What does this new reality mean for farm organizations such as the CFFO? We need to adapt our strategies and policies to capture the interest of the decision makers. Protests are not likely to work in this political climate. The Premier and her caucus can quite easily ignore our concerns and complaints if they want. It’s time to adjust how we tackle the issues and how we communicate and work with the politically more powerful, non-farming population.
There is an old saying that you catch more flies with honey than vinegar. We need to take this to heart. Instead of approaching politicians with a fiery attitude and raised fist, we need to take a gentler and more cooperative approach. We need to bring our issues to the table backed with scientific facts and figures, presenting the problems and solutions as a package.
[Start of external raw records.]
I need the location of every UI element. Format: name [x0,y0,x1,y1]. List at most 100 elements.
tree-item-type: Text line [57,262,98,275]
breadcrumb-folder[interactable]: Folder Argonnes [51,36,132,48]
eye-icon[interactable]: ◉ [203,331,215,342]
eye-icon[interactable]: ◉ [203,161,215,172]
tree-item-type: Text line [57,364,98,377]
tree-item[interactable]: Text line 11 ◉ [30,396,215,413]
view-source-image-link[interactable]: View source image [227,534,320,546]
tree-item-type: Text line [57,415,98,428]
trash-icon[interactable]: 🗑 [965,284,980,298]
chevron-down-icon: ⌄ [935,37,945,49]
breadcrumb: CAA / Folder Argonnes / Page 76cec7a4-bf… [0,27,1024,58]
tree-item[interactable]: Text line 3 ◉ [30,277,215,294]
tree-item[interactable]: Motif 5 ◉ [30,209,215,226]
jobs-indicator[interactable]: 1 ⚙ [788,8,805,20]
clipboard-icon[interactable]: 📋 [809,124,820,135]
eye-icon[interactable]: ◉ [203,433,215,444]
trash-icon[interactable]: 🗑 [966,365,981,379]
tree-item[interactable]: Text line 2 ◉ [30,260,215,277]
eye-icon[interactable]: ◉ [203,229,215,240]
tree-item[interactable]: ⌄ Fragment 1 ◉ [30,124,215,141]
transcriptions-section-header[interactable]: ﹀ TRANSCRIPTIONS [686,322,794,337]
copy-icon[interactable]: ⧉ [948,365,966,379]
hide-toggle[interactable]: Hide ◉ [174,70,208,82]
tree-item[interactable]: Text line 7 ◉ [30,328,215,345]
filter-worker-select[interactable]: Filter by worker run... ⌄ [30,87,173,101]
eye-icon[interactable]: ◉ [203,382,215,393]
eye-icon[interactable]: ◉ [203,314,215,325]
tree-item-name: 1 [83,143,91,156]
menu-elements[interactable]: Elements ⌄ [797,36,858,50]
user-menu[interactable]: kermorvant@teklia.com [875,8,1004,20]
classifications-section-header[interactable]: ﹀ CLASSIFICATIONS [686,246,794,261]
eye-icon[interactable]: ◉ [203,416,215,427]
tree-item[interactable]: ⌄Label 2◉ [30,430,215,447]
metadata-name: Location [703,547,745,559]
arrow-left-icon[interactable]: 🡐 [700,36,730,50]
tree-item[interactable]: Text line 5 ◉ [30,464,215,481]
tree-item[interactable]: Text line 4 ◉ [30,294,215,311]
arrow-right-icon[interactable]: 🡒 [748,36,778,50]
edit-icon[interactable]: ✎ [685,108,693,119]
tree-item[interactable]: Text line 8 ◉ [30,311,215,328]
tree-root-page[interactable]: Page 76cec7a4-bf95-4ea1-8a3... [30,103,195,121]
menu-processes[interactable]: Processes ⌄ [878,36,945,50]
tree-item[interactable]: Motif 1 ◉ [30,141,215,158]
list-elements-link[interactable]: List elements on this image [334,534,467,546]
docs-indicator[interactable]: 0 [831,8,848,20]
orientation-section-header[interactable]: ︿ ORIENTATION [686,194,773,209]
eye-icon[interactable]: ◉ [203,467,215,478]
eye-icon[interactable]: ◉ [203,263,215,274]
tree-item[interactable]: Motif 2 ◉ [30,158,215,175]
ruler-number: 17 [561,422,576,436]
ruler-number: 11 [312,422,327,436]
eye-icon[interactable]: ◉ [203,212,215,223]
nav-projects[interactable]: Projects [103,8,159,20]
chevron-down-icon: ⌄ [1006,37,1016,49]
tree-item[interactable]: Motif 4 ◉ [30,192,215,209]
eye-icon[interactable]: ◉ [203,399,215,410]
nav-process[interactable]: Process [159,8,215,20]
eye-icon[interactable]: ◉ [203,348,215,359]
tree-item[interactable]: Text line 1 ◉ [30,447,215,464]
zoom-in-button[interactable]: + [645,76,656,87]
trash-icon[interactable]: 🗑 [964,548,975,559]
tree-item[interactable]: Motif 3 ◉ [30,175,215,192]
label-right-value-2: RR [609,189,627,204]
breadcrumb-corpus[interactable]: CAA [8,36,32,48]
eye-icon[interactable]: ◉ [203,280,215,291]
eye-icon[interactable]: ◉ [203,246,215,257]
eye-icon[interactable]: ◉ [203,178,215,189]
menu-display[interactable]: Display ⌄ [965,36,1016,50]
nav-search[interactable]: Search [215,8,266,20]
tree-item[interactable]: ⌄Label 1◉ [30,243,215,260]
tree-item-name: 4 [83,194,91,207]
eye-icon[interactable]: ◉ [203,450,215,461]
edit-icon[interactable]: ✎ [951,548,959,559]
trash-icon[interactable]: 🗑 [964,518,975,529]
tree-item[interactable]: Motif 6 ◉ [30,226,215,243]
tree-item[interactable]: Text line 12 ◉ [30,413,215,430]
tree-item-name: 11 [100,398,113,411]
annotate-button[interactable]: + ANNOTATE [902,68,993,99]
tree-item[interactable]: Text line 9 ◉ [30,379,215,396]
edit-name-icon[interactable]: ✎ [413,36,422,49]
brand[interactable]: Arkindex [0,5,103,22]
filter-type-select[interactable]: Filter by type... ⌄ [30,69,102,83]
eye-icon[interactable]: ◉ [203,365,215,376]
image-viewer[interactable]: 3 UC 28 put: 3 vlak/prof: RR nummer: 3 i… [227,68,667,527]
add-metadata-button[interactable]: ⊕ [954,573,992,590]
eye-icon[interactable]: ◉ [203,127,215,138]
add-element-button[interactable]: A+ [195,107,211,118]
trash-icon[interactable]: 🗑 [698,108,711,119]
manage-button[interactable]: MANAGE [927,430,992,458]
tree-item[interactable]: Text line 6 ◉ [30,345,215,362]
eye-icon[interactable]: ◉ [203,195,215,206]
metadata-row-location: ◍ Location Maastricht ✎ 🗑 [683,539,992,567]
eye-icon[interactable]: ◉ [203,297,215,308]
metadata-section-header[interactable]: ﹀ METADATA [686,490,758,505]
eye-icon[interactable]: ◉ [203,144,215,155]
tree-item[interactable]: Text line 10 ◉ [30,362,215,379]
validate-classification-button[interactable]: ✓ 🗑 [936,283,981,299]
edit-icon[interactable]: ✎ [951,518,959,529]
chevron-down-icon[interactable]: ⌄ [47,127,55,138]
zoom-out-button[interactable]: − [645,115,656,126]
If we are adversarial to the government we will lose. They are Goliath and we are David without a slingshot.
I am not suggesting that we stop talking to the politicians, that it is a lost cause. What I am saying is that we need to be engaged in dialogues, working together to find policies and programmes that work for farmers and the rest of society, rather than protesting. The current government is providing ample opportunity to farm groups to provide input. But at the same time, just because you have the chance to weigh in on issues doesn’t mean that your opinion will be the winning contribution at the end of the day. Getting angry because you’re not getting your way isn’t helping the cause.
We need to work as a team for the betterment of our industry and our province. Otherwise, we will find out that Ontario won’t pay attention to our opinions anymore.